Expanded Quantitative Urine Culture (EQUC)

Increasingly used in research studies investigating the urinary microbiome and how it influences recurrent and chronic UTI, Expanded Quantitative Urine Culture (EQUC) is a new technology using a used a modified culture protocol from that of the standard urine analysis laboratory method.  This includes analysing larger volumes of urine (10–100 mL instead of 1 mL for a standard mid stream urine culture), the incubation of samples using differing atmospheric conditions to cultivate bacteria that may not grow on standard urine culture and longer times for incubation where the urine sample is incubated in a special liquid broth.  If no growth is seen after 3 days, the incubation is extended for another 3 days. For slower growing bacteria or those where different methods of development other than standard agar plate are needed, EQUC is a useful tool.

A study by Loyola University Chicago, published in the American Journal of Microbiology in 2014 comparing the standard urine culture against EQUC noted that the EQUC analysis method found bacteria in 92% of samples tested compared against the same samples analysed via standard methods which showed negative growth for bacteria. With this, bacterial presence as low as 10 colony forming units (CFU) per mL could be detected; indeed, Lactobacillus, Corynebacterium, and multiple other genera were isolated using this EQUC. The authors proposed a “streamlined” version of this EQUC, which specified using a higher volume of 100 mL of urine on MacConkey, blood, and colisitin-nalidixic acid (CNA) agars in a 5% CO2 incubator for 48 h to yield 84% sensitivity relative to the extended spectrum protocol. This protocol has been utilized by several investigators since.

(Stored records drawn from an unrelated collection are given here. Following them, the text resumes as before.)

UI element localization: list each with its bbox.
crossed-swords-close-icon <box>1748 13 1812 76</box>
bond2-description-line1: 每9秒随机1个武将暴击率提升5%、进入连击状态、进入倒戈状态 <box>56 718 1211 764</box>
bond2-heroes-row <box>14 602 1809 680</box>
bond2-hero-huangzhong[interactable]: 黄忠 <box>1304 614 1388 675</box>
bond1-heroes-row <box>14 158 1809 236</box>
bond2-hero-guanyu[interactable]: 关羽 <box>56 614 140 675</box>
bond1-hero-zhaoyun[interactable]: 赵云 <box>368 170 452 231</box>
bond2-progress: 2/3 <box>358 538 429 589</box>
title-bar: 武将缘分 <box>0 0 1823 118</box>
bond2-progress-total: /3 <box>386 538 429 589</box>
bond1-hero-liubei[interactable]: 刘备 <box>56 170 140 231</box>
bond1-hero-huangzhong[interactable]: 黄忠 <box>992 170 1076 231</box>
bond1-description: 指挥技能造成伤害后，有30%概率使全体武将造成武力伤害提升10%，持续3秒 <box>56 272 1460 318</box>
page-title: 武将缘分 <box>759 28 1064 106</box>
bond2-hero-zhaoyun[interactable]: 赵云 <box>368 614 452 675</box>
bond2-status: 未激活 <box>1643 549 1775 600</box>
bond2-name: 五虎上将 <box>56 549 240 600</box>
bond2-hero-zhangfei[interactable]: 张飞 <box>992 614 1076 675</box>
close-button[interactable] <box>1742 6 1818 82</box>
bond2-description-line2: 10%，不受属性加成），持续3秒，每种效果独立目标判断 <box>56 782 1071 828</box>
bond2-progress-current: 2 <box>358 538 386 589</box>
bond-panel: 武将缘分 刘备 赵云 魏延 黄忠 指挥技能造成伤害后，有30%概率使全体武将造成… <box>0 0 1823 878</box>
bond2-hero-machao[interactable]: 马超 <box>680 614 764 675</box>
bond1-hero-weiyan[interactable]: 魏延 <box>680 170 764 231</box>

A further study of 150 women published in the Journal of Clinical Microbiology in 2016, patients were grouped by whether or not they had self-reported UTI-like symptoms and performed the aforementioned streamlined EQUC on catheterized urine specimens; while they did not find a difference in the number of isolated uropathogens, they did find a reduced species richness and diversity in patients who did have clinical UTI symptoms. About half of the uropathogens in the UTI cohort were missed by standard urine culture; additionally, the threshold of 105 CFU/mL would not report a predominant organism in numerous patients with a clinical UTI in this cohort.